Two of Australia’s peak automotive and leisure industry bodies have moved to allay fears sparked by recent media reports that the Queensland government was about to change the laws concerning upgrading the Gross Combined Mass of 4WDs.
On August 21, the Courier Mail reported that the Queensland government was on the verge of imposing “tough new laws” that would “stop upgrades to 4WD vehicles to allow them to tow larger caravans, boats, horse floats and work toolbox trailers”.
Queensland’s minister for transport and main roads, Mark Bailey, however, quickly issued a statement denying any such changes.
In a joint statement, the Australian Automotive Aftermarket Association and the Caravan Industry Association of Australia said: “The recent media articles … vastly exaggerate the effect of the current federal government rules, which only apply to towing capacity upgrades made on pre-registered vehicles. This has understandably alarmed industry businesses along with their customers.”
AAAA executive director Stuart Charity said “it makes no sense to think that vehicles which are highly likely to cross state lines are subject to different modification rules, and we do want to see the Queensland government take into account the 4WD suspension modification rules that apply in all of the other states and territories”.
“There is currently a disconnect between Queensland and New South Wales on suspension height upgrades and this is of major concern,” Mr Charity said. “But to imply that you can’t upgrade a vehicle in Queensland anymore is simply not true and has caused major alarm amongst that state’s 4WD and caravanning community, representing hundreds of thousands of motorists.”
CIAA CEO Stuart Lamont said: “The modern-day caravanner crosses many state borders and the lack of harmonisation of state-based regulations does nothing other than confuse the market.

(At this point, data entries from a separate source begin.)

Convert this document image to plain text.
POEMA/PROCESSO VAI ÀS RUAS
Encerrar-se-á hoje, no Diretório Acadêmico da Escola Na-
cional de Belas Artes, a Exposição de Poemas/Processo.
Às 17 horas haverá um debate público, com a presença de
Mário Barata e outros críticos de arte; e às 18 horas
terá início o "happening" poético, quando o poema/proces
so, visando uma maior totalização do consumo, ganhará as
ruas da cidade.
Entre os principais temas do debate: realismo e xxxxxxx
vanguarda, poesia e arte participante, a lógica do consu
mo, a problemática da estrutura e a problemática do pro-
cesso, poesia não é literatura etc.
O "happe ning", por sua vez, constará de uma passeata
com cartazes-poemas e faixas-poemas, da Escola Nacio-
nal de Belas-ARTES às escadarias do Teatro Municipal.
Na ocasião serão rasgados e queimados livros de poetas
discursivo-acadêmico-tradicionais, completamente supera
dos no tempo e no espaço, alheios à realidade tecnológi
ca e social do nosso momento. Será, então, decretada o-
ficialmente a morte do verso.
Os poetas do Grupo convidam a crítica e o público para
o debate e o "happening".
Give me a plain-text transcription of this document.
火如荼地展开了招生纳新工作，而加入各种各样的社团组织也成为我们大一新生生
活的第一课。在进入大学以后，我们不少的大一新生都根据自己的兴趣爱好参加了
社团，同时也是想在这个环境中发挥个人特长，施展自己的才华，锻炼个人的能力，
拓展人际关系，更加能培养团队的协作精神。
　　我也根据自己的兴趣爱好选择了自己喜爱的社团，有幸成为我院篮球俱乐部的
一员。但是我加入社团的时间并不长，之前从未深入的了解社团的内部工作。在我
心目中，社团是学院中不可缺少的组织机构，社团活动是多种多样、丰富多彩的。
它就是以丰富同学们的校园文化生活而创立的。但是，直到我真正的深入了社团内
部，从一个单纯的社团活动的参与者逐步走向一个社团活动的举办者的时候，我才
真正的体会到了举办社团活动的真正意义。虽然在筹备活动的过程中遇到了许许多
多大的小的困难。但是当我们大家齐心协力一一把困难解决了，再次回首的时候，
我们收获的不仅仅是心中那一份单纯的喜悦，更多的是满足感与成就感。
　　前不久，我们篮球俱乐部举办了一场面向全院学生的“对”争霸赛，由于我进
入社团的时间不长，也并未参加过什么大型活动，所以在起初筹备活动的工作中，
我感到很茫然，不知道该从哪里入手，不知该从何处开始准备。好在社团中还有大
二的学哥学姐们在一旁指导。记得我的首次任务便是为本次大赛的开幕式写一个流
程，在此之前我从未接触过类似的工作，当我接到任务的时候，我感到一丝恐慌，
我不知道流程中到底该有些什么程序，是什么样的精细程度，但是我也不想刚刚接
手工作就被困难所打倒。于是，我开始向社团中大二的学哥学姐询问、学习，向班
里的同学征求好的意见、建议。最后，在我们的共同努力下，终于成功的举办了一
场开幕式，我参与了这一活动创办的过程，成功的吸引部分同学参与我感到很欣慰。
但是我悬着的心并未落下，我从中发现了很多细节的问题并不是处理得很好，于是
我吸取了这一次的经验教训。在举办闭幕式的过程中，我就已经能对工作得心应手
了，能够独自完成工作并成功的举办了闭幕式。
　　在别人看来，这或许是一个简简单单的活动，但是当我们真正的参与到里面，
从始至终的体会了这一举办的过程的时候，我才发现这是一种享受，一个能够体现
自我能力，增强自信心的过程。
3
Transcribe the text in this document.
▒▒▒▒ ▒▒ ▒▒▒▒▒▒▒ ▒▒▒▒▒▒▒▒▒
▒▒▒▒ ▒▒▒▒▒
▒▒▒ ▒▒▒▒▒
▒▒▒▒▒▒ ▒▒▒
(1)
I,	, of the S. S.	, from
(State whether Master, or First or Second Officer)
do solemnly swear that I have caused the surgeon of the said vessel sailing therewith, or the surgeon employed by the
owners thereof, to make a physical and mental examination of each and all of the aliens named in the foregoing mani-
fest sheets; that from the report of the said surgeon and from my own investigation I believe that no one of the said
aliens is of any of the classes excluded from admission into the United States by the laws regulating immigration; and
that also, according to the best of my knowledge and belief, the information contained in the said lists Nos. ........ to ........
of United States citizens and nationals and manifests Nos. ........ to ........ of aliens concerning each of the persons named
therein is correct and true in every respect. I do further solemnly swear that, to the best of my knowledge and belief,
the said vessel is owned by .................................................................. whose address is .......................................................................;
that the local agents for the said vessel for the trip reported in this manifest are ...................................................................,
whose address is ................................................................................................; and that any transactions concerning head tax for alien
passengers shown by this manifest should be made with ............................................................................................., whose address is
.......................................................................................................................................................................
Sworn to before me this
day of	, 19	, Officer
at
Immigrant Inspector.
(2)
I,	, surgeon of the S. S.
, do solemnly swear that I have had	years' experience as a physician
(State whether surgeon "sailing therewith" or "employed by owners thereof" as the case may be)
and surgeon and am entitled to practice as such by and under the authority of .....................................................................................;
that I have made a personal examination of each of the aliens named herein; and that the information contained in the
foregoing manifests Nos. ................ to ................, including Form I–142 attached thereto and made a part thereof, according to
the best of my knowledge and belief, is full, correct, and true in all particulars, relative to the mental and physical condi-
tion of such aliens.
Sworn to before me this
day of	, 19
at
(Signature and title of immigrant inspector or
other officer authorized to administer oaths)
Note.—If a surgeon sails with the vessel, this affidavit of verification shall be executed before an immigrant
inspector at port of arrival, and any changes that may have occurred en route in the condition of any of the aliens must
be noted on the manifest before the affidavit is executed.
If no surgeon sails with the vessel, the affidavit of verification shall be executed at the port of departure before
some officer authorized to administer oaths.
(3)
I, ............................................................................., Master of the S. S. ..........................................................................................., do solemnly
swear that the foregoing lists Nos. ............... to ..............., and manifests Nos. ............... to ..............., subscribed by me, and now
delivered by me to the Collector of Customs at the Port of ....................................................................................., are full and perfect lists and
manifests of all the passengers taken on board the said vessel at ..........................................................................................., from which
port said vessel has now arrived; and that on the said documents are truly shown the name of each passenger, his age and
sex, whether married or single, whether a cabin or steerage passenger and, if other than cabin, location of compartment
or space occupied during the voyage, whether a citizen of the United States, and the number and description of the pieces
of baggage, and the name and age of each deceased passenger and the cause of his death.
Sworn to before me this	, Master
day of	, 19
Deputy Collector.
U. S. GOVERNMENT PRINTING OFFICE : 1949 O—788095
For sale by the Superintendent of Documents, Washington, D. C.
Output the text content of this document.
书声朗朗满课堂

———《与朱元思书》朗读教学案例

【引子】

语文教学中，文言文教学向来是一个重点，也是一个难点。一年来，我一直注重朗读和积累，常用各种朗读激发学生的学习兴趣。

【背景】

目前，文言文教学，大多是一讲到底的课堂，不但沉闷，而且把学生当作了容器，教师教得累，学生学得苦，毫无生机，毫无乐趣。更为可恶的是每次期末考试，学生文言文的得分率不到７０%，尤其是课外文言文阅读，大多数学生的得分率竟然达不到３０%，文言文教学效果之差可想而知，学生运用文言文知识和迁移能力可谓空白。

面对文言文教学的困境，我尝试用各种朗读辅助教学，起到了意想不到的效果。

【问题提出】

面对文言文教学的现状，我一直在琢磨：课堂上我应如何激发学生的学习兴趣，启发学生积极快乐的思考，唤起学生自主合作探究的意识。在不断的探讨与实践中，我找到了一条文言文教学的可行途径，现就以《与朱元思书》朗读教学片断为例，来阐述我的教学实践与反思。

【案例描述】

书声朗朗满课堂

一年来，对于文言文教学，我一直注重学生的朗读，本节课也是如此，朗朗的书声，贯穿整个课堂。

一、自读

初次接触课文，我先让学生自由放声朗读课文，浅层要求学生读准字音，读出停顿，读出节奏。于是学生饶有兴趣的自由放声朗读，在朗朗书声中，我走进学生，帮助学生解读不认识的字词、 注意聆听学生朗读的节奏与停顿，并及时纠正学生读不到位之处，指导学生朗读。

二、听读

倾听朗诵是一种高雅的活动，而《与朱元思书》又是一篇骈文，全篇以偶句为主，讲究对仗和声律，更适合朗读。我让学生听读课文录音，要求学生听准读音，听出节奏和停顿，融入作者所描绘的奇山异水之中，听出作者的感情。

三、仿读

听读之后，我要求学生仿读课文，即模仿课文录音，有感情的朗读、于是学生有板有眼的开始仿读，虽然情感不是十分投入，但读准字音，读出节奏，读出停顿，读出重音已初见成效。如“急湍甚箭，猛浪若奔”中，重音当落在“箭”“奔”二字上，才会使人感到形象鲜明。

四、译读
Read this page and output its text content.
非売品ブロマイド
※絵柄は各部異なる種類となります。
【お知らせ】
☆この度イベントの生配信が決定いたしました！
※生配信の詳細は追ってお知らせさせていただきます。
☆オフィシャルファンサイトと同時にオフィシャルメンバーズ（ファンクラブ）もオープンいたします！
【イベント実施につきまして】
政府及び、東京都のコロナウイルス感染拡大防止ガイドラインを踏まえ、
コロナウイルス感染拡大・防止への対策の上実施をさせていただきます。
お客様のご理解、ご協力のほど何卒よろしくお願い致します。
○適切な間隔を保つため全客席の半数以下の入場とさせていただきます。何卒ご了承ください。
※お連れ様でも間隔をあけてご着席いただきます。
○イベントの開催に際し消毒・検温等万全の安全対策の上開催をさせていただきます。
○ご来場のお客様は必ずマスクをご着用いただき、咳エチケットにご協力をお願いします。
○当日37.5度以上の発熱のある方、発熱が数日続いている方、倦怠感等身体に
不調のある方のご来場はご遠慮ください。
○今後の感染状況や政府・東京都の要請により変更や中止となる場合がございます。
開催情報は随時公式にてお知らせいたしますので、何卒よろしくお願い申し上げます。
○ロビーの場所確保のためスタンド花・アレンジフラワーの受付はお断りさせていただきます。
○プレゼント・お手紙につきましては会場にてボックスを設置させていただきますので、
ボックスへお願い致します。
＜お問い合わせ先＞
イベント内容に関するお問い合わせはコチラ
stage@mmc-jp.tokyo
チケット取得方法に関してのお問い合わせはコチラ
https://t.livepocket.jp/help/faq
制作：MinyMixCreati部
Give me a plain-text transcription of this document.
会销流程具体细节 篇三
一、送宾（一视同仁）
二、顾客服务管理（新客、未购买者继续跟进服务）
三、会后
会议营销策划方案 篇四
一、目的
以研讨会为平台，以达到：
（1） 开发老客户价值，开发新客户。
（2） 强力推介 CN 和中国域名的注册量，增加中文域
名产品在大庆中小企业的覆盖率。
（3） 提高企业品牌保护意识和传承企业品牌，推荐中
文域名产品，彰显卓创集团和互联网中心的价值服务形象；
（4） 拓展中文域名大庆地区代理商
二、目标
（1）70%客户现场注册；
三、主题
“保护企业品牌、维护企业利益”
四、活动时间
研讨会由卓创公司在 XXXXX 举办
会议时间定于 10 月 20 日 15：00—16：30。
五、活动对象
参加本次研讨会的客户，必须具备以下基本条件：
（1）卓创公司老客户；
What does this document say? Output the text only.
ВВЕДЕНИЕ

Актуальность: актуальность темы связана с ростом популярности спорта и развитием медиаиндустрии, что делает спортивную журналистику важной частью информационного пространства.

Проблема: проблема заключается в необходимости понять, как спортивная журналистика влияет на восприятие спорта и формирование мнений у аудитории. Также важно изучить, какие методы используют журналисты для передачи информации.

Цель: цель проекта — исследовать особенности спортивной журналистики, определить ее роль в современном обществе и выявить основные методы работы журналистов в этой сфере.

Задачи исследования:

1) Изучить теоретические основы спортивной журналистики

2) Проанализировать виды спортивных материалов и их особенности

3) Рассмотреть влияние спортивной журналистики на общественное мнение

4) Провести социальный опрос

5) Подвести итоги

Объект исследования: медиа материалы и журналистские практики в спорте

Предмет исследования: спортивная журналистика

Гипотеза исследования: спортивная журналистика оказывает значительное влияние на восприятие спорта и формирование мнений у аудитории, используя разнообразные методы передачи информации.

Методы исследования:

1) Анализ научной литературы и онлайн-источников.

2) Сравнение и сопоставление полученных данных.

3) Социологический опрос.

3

As one country, the concept of barrier-free travel must be a priority to ensure that the many regional areas that the caravanning community frequents are able to be enjoyed in a safe and legal manner and without frivolous impediment.
“The caravanning community is worth billions of dollars annually to the Queensland economy and political uncertainty over policy does little to stimulate or provide confidence to the 4WD and caravanning markets.”
Under the federal rules, a vehicle’s Gross Vehicle Mass (as opposed to the Gross Combined Mass) can be upgraded prior to registration by a second-stage manufacturer. The second-stage manufacturer must provide full evidence of ongoing compliance with all Australian Design Rules.
However, these same rules will no longer cover GCM upgrades. But according to Mr Charity, under state-based regulations, GCM upgrades can be performed on in-service vehicles provided they are approved by a signatory engineer. He said he was not aware of any changes to these rules in Queensland.
“Members of the AAAA perform safe and responsible vehicle upgrades in Queensland and will continue to do so,” Mr Charity said. “The AAAA are working constructively with the Queensland government on its proposed state-based 4WD vehicle modification standards, contrary to what has been stated in several of the recent media articles.
“Both industry organisations (the AAAA and the CIAA) are seeking national uniformity in relation to the highly responsible, effective and road safety-enhancing 4WD modification rules that currently apply across the rest of the country.”